All the guilt, all the times that John has perceived himself as a failure, and all the subtleties that you might not have experienced before come to the forefront in Infinite. It makes this Spartan commando’s path all the more intriguing. John’s narrative is definitely not melodramatic or corny either. 343 nails what it might be like for someone who has experienced tremendous loss and torment, only to keep rising, keep moving forward, and keep fighting— a lesson that we can all take something from in this current day and age. As someone who has been on this ride with Chief since I was 17, I really feel those moments, and applaud the writers for taking the time to craft a heart wrenching and a story full of emotion.

What about the open world though? If I have a criticism of the game, it’s that there is a pretty noticeable shift in the feel and the stakes when it comes to the open world aspect. When you’re in a story mission, you know it. Each mission is very well crafted, paced exquisitely, and delivers on nearly every level. The open world falls into the same trappings of every open world game to date: go here, liberate point A, reveal stuff on the map, kill targets, take down base, rinse and repeat. That’s it. I’m not going to knock it, because it actually works. It’s not overwhelming, I appreciate the “approach the objective in whatever way you see fit” feel of it, but it’s just a little lifeless and rote, compared to the actual story missions.

I absolutely enjoyed the idea of loading up my warthog or razorback with a bunch of salty Marines, driving to my objective and seeing how many I could keep alive during my mission, hoping to return back to base with all souls accounted for. If I felt it necessary, I’d spawn my own Scorpion tank (I love these) and lay waste to countless enemies as if I was literal hell on wheels. If I had a High Value Target to take down, why not take my trusty sniper rifle, get a good vantage point and dust them before they even knew they were dead? I loved the freedom, I loved the idea that I could play Halo “my” way. That’s why the open world was so fun and engaging despite not having the same sense of urgency as the main story. For you explorers out there, you won’t be disappointed as there are tons of nooks and crannies to explore on Installation 07, just waiting to be found.

Without touching into heavy spoiler territory, Halo Infinite does everything it can to address the events of Halo 5 but also completely shift course away from that game. There’s a little hand-waving at play here, but it’s explained as you progress further into the story, and it makes more and more sense as you uncover more secrets and information about how the narrative ended up here. It’s slightly confusing at first, and without any other familiar characters to anchor the player to the previous entries, it’s very much a mystery. If you haven’t played Halo Wars 2, you might be asking who the hell are The Banished? What’s an Atriox? Why are these Brutes and Elites working with each other? All these questions are more or less answered in game and through collectible audio logs, but if you want more information on these topics, there are legions of YouTube channels dedicated to Halo lore (my personal pick is the channel “Installation 00”).

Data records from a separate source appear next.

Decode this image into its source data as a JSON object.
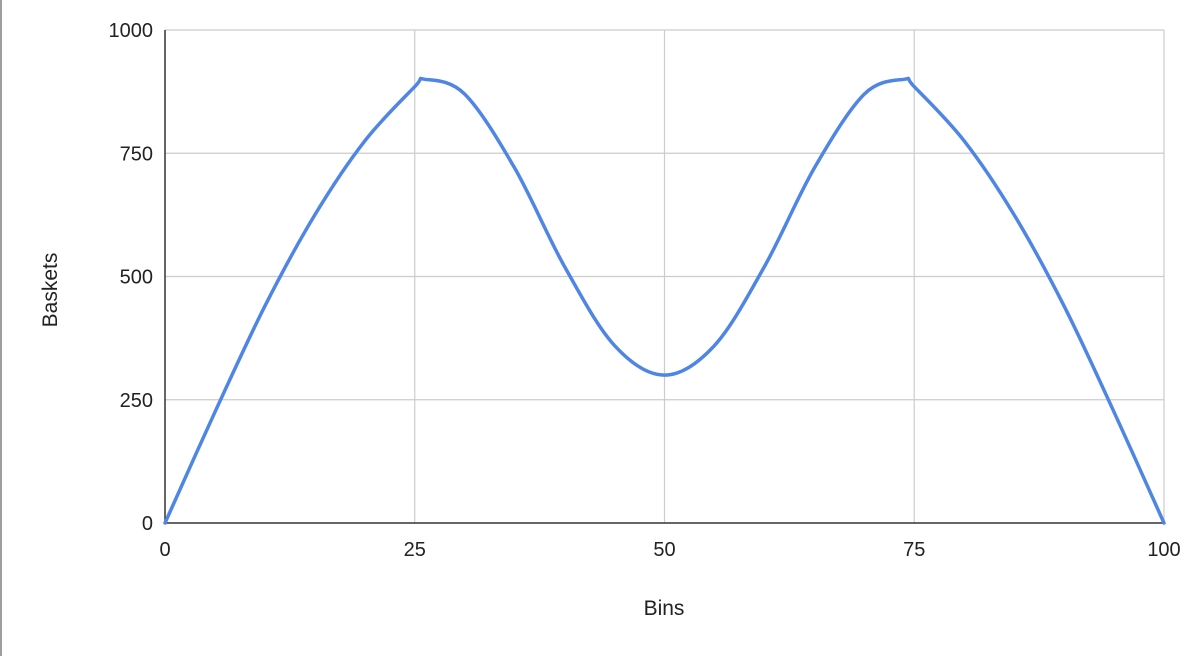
{
  "chart_data": {
    "type": "line",
    "xlabel": "Bins",
    "ylabel": "Baskets",
    "xlim": [
      0,
      100
    ],
    "ylim": [
      0,
      1000
    ],
    "x_ticks": [
      0,
      25,
      50,
      75,
      100
    ],
    "y_ticks": [
      0,
      250,
      500,
      750,
      1000
    ],
    "grid": true,
    "legend": "none",
    "series": [
      {
        "color": "#4f86e4",
        "x": [
          0,
          5,
          10,
          15,
          20,
          25,
          26,
          30,
          35,
          40,
          45,
          50,
          55,
          60,
          65,
          70,
          74,
          75,
          80,
          85,
          90,
          95,
          100
        ],
        "y": [
          0,
          225,
          440,
          625,
          775,
          885,
          900,
          870,
          720,
          520,
          360,
          300,
          360,
          520,
          720,
          870,
          900,
          885,
          775,
          625,
          440,
          225,
          0
        ]
      }
    ]
  },
  "colors": {
    "line": "#4f86e4",
    "grid": "#cccccc",
    "axis": "#333333",
    "text": "#222222"
  }
}
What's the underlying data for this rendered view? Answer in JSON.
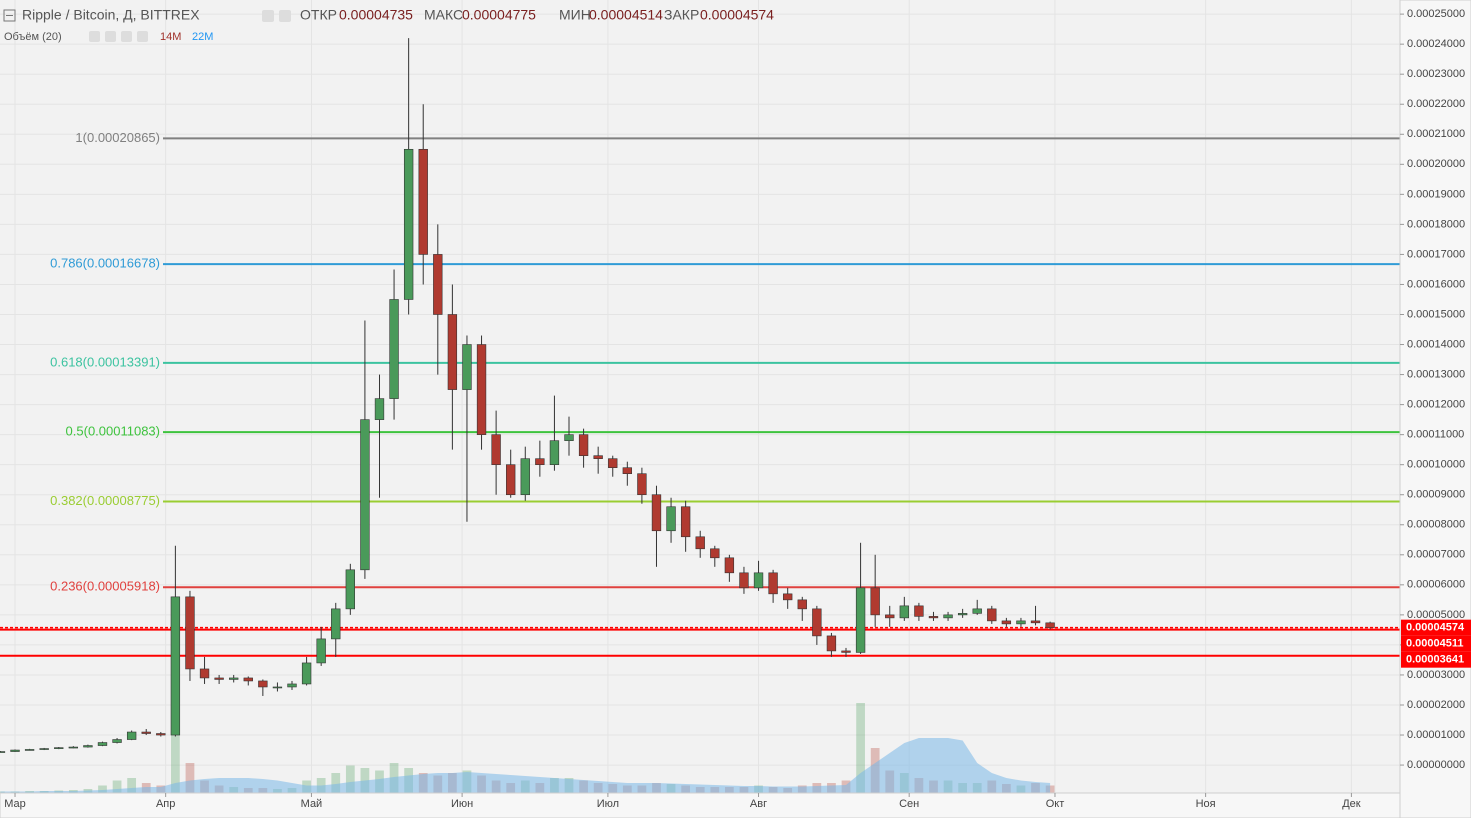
{
  "chart_data": {
    "type": "candlestick",
    "header": {
      "symbol": "Ripple / Bitcoin, Д, BITTREX",
      "ohlc": [
        {
          "label": "ОТКР",
          "value": "0.00004735"
        },
        {
          "label": "МАКС",
          "value": "0.00004775"
        },
        {
          "label": "МИН",
          "value": "0.00004514"
        },
        {
          "label": "ЗАКР",
          "value": "0.00004574"
        }
      ],
      "volume_label": "Объём (20)",
      "volume_values": [
        {
          "text": "14M",
          "color": "#a0312a"
        },
        {
          "text": "22M",
          "color": "#2196f3"
        }
      ]
    },
    "up_color": "#4a9a5a",
    "down_color": "#b03a30",
    "volume_ma_color": "#7ab8e8",
    "xlim": [
      -3.09,
      285
    ],
    "ylim": [
      -9.3e-06,
      0.0002547
    ],
    "xticks": [
      {
        "value": 0,
        "label": "Мар"
      },
      {
        "value": 31,
        "label": "Апр"
      },
      {
        "value": 61,
        "label": "Май"
      },
      {
        "value": 92,
        "label": "Июн"
      },
      {
        "value": 122,
        "label": "Июл"
      },
      {
        "value": 153,
        "label": "Авг"
      },
      {
        "value": 184,
        "label": "Сен"
      },
      {
        "value": 214,
        "label": "Окт"
      },
      {
        "value": 245,
        "label": "Ноя"
      },
      {
        "value": 275,
        "label": "Дек"
      }
    ],
    "yticks": [
      {
        "value": 0,
        "label": "0.00000000"
      },
      {
        "value": 1e-05,
        "label": "0.00001000"
      },
      {
        "value": 2e-05,
        "label": "0.00002000"
      },
      {
        "value": 3e-05,
        "label": "0.00003000"
      },
      {
        "value": 4e-05,
        "label": "0.00004000"
      },
      {
        "value": 5e-05,
        "label": "0.00005000"
      },
      {
        "value": 6e-05,
        "label": "0.00006000"
      },
      {
        "value": 7e-05,
        "label": "0.00007000"
      },
      {
        "value": 8e-05,
        "label": "0.00008000"
      },
      {
        "value": 9e-05,
        "label": "0.00009000"
      },
      {
        "value": 0.0001,
        "label": "0.00010000"
      },
      {
        "value": 0.00011,
        "label": "0.00011000"
      },
      {
        "value": 0.00012,
        "label": "0.00012000"
      },
      {
        "value": 0.00013,
        "label": "0.00013000"
      },
      {
        "value": 0.00014,
        "label": "0.00014000"
      },
      {
        "value": 0.00015,
        "label": "0.00015000"
      },
      {
        "value": 0.00016,
        "label": "0.00016000"
      },
      {
        "value": 0.00017,
        "label": "0.00017000"
      },
      {
        "value": 0.00018,
        "label": "0.00018000"
      },
      {
        "value": 0.00019,
        "label": "0.00019000"
      },
      {
        "value": 0.0002,
        "label": "0.00020000"
      },
      {
        "value": 0.00021,
        "label": "0.00021000"
      },
      {
        "value": 0.00022,
        "label": "0.00022000"
      },
      {
        "value": 0.00023,
        "label": "0.00023000"
      },
      {
        "value": 0.00024,
        "label": "0.00024000"
      },
      {
        "value": 0.00025,
        "label": "0.00025000"
      }
    ],
    "grid": true,
    "candles": {
      "x": [
        -3,
        0,
        3,
        6,
        9,
        12,
        15,
        18,
        21,
        24,
        27,
        30,
        33,
        36,
        39,
        42,
        45,
        48,
        51,
        54,
        57,
        60,
        63,
        66,
        69,
        72,
        75,
        78,
        81,
        84,
        87,
        90,
        93,
        96,
        99,
        102,
        105,
        108,
        111,
        114,
        117,
        120,
        123,
        126,
        129,
        132,
        135,
        138,
        141,
        144,
        147,
        150,
        153,
        156,
        159,
        162,
        165,
        168,
        171,
        174,
        177,
        180,
        183,
        186,
        189,
        192,
        195,
        198,
        201,
        204,
        207,
        210,
        213
      ],
      "open": [
        4.4e-06,
        4.5e-06,
        5e-06,
        5.2e-06,
        5.5e-06,
        5.8e-06,
        6e-06,
        6.5e-06,
        7.5e-06,
        8.5e-06,
        1.1e-05,
        1.05e-05,
        1e-05,
        5.6e-05,
        3.2e-05,
        2.9e-05,
        2.85e-05,
        2.9e-05,
        2.8e-05,
        2.6e-05,
        2.6e-05,
        2.7e-05,
        3.4e-05,
        4.2e-05,
        5.2e-05,
        6.5e-05,
        0.000115,
        0.000122,
        0.000155,
        0.000205,
        0.00017,
        0.00015,
        0.000125,
        0.00014,
        0.00011,
        0.0001,
        9e-05,
        0.000102,
        0.0001,
        0.000108,
        0.00011,
        0.000103,
        0.000102,
        9.9e-05,
        9.7e-05,
        9e-05,
        7.8e-05,
        8.6e-05,
        7.6e-05,
        7.2e-05,
        6.9e-05,
        6.4e-05,
        5.9e-05,
        6.4e-05,
        5.7e-05,
        5.5e-05,
        5.2e-05,
        4.3e-05,
        3.8e-05,
        3.75e-05,
        5.9e-05,
        5e-05,
        4.9e-05,
        5.3e-05,
        4.95e-05,
        4.9e-05,
        5e-05,
        5.05e-05,
        5.2e-05,
        4.8e-05,
        4.7e-05,
        4.8e-05,
        4.735e-05
      ],
      "high": [
        4.7e-06,
        5.2e-06,
        5.4e-06,
        5.7e-06,
        6e-06,
        6.3e-06,
        6.8e-06,
        7.8e-06,
        9e-06,
        1.15e-05,
        1.2e-05,
        1.1e-05,
        7.3e-05,
        5.8e-05,
        3.6e-05,
        3e-05,
        3e-05,
        2.95e-05,
        2.85e-05,
        2.75e-05,
        2.8e-05,
        3.6e-05,
        4.6e-05,
        5.4e-05,
        6.7e-05,
        0.000148,
        0.00013,
        0.000165,
        0.000242,
        0.00022,
        0.00018,
        0.00016,
        0.000143,
        0.000143,
        0.000118,
        0.000105,
        0.000106,
        0.000108,
        0.000123,
        0.000116,
        0.000112,
        0.000106,
        0.000103,
        0.000101,
        9.9e-05,
        9.3e-05,
        8.9e-05,
        8.8e-05,
        7.8e-05,
        7.3e-05,
        7e-05,
        6.6e-05,
        6.8e-05,
        6.5e-05,
        5.9e-05,
        5.6e-05,
        5.3e-05,
        4.4e-05,
        3.9e-05,
        7.4e-05,
        7e-05,
        5.3e-05,
        5.6e-05,
        5.4e-05,
        5.1e-05,
        5.1e-05,
        5.2e-05,
        5.5e-05,
        5.3e-05,
        4.9e-05,
        4.9e-05,
        5.3e-05,
        4.775e-05
      ],
      "low": [
        4.3e-06,
        4.4e-06,
        4.9e-06,
        5e-06,
        5.3e-06,
        5.6e-06,
        5.8e-06,
        6.3e-06,
        7.2e-06,
        8.3e-06,
        1e-05,
        9.5e-06,
        9.5e-06,
        2.8e-05,
        2.7e-05,
        2.7e-05,
        2.75e-05,
        2.65e-05,
        2.3e-05,
        2.45e-05,
        2.5e-05,
        2.65e-05,
        3.3e-05,
        3.6e-05,
        5e-05,
        6.2e-05,
        8.9e-05,
        0.000115,
        0.00015,
        0.00016,
        0.00013,
        0.000105,
        8.1e-05,
        0.000105,
        9e-05,
        8.9e-05,
        8.8e-05,
        9.6e-05,
        9.8e-05,
        0.000103,
        9.9e-05,
        9.7e-05,
        9.6e-05,
        9.3e-05,
        8.7e-05,
        6.6e-05,
        7.4e-05,
        7.1e-05,
        6.9e-05,
        6.6e-05,
        6.1e-05,
        5.7e-05,
        5.8e-05,
        5.4e-05,
        5.2e-05,
        4.8e-05,
        4e-05,
        3.6e-05,
        3.6e-05,
        3.7e-05,
        4.6e-05,
        4.6e-05,
        4.8e-05,
        4.8e-05,
        4.8e-05,
        4.8e-05,
        4.9e-05,
        5e-05,
        4.7e-05,
        4.6e-05,
        4.6e-05,
        4.65e-05,
        4.514e-05
      ],
      "close": [
        4.5e-06,
        5e-06,
        5.2e-06,
        5.5e-06,
        5.8e-06,
        6e-06,
        6.5e-06,
        7.5e-06,
        8.5e-06,
        1.1e-05,
        1.05e-05,
        1e-05,
        5.6e-05,
        3.2e-05,
        2.9e-05,
        2.85e-05,
        2.9e-05,
        2.8e-05,
        2.6e-05,
        2.6e-05,
        2.7e-05,
        3.4e-05,
        4.2e-05,
        5.2e-05,
        6.5e-05,
        0.000115,
        0.000122,
        0.000155,
        0.000205,
        0.00017,
        0.00015,
        0.000125,
        0.00014,
        0.00011,
        0.0001,
        9e-05,
        0.000102,
        0.0001,
        0.000108,
        0.00011,
        0.000103,
        0.000102,
        9.9e-05,
        9.7e-05,
        9e-05,
        7.8e-05,
        8.6e-05,
        7.6e-05,
        7.2e-05,
        6.9e-05,
        6.4e-05,
        5.9e-05,
        6.4e-05,
        5.7e-05,
        5.5e-05,
        5.2e-05,
        4.3e-05,
        3.8e-05,
        3.75e-05,
        5.9e-05,
        5e-05,
        4.9e-05,
        5.3e-05,
        4.95e-05,
        4.9e-05,
        5e-05,
        5.05e-05,
        5.2e-05,
        4.8e-05,
        4.7e-05,
        4.8e-05,
        4.735e-05,
        4.574e-05
      ],
      "volume": [
        3,
        3,
        4,
        4,
        5,
        6,
        8,
        15,
        25,
        30,
        20,
        15,
        120,
        60,
        25,
        15,
        12,
        10,
        10,
        8,
        10,
        25,
        30,
        40,
        55,
        50,
        45,
        60,
        50,
        40,
        35,
        40,
        45,
        35,
        25,
        20,
        25,
        20,
        30,
        30,
        25,
        20,
        18,
        15,
        15,
        20,
        18,
        15,
        12,
        12,
        12,
        12,
        15,
        12,
        10,
        15,
        20,
        20,
        25,
        180,
        90,
        45,
        40,
        30,
        25,
        25,
        20,
        20,
        25,
        18,
        15,
        20,
        15
      ],
      "volume_ma": [
        3,
        3,
        3,
        4,
        4,
        4,
        5,
        6,
        8,
        10,
        12,
        12,
        20,
        25,
        28,
        30,
        30,
        30,
        28,
        25,
        20,
        15,
        15,
        18,
        22,
        25,
        28,
        32,
        35,
        38,
        40,
        40,
        42,
        40,
        38,
        36,
        34,
        32,
        30,
        28,
        26,
        24,
        22,
        20,
        20,
        20,
        19,
        18,
        17,
        16,
        15,
        14,
        14,
        13,
        13,
        13,
        14,
        15,
        16,
        40,
        60,
        80,
        100,
        110,
        110,
        110,
        105,
        60,
        40,
        30,
        25,
        22,
        20
      ]
    },
    "fib_levels": [
      {
        "label": "1(0.00020865)",
        "value": 0.00020865,
        "color": "#808080"
      },
      {
        "label": "0.786(0.00016678)",
        "value": 0.00016678,
        "color": "#2f9bd6"
      },
      {
        "label": "0.618(0.00013391)",
        "value": 0.00013391,
        "color": "#3cc3a0"
      },
      {
        "label": "0.5(0.00011083)",
        "value": 0.00011083,
        "color": "#3ec33e"
      },
      {
        "label": "0.382(0.00008775)",
        "value": 8.775e-05,
        "color": "#9acd32"
      },
      {
        "label": "0.236(0.00005918)",
        "value": 5.918e-05,
        "color": "#e0413e"
      }
    ],
    "price_tag_color": "#ff0000",
    "price_tags": [
      {
        "value": 4.574e-05,
        "label": "0.00004574",
        "style": "dashed"
      },
      {
        "value": 4.511e-05,
        "label": "0.00004511",
        "style": "solid"
      },
      {
        "value": 3.641e-05,
        "label": "0.00003641",
        "style": "solid"
      }
    ]
  }
}
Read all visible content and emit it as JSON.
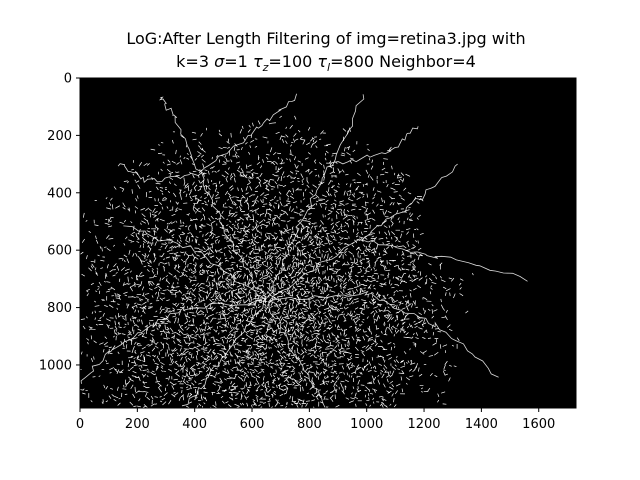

Halo Infinite succeeds where the other pretenders to the crown of King of the FPS Genre fail miserably. While not perfect, this game not only offers a polished, well-executed experience that is absolutely aligned with my high expectations of the franchise, but attempts something new and delivered. I wish I could go into more detail about the story, but it’s worth it to experience for yourself. It’s absolutely heartbreaking at times, but it’s hopeful, and sets the stage for far more to come and I am absolutely here for it. Master Chief has absolutely returned in a big way here, and he finished the fight. 4.75-5/5 Delta Whiskeys.